EU migrant rescue missions make traffickers richer, research suggests


The patrols put in place by Italy and the European Union to rescue migrants in the Mediterranean Sea are also helping human traffickers get substantially richer, researchers at Italy's Palermo University have concluded. Professors Carlo Amenta and Paolo Di Betta, aided by Palermo Prosecutor Gery Ferrara - a lead investigator into the migrant smuggling trade - set out to investigate the phenomenon from an econometric point of view.

"Military patrol operations in the Mediterranean [...] have increased [migrant] arrivals, thus representing an incentive and an outside positive factor for the business of migrant traffickers," the academics say in a written presentation of their work, seen by German news agency dpa. By increasing the safety of sea crossings, the rescue missions make the services offered by traffickers more attractive, thus boosting their business, the researchers found.

Amenta said the research offered no policy recommendations, and certainly not stopping rescues at sea, but he personally thinks the EU should offer migrants legal entry ways in order to undercut human traffickers.

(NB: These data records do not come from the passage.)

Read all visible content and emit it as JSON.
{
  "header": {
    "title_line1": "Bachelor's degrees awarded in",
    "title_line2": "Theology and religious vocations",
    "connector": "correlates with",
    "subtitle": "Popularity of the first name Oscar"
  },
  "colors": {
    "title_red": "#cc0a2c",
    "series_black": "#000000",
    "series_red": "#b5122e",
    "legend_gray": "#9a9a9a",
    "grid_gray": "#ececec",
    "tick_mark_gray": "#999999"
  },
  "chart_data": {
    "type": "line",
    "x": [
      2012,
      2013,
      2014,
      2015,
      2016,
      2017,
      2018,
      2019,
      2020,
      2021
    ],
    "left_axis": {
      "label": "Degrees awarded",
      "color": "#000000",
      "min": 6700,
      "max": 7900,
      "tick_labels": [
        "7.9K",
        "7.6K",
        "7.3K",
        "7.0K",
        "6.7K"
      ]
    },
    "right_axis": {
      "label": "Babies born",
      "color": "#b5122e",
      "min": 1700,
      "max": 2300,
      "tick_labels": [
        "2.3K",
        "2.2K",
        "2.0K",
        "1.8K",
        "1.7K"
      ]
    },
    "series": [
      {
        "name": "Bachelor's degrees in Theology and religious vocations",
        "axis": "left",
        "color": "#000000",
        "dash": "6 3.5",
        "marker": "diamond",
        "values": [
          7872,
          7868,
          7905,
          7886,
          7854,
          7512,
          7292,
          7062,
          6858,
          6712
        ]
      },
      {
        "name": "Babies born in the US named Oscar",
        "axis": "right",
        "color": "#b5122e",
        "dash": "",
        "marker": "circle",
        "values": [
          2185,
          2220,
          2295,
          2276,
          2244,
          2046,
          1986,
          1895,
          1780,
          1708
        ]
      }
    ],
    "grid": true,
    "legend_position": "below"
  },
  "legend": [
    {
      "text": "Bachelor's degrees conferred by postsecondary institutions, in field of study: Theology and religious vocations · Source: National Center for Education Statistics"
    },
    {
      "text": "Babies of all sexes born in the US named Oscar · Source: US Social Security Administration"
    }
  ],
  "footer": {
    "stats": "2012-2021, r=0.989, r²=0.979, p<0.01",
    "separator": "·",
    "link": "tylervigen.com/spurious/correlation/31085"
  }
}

It is not the first time these sea missions have been blamed for encouraging migrant departures from Africa, but humanitarian organizations and EU institutions have always defended them, insisting that saving migrants' lives was a moral imperative. Meanwhile, Italy's coast guard said on Saturday it had picked up 1,348 migrants at sea in 11 rescue operations between Sicily and North Africa, bringing the total number of people saved over the past three days to more than 3,000.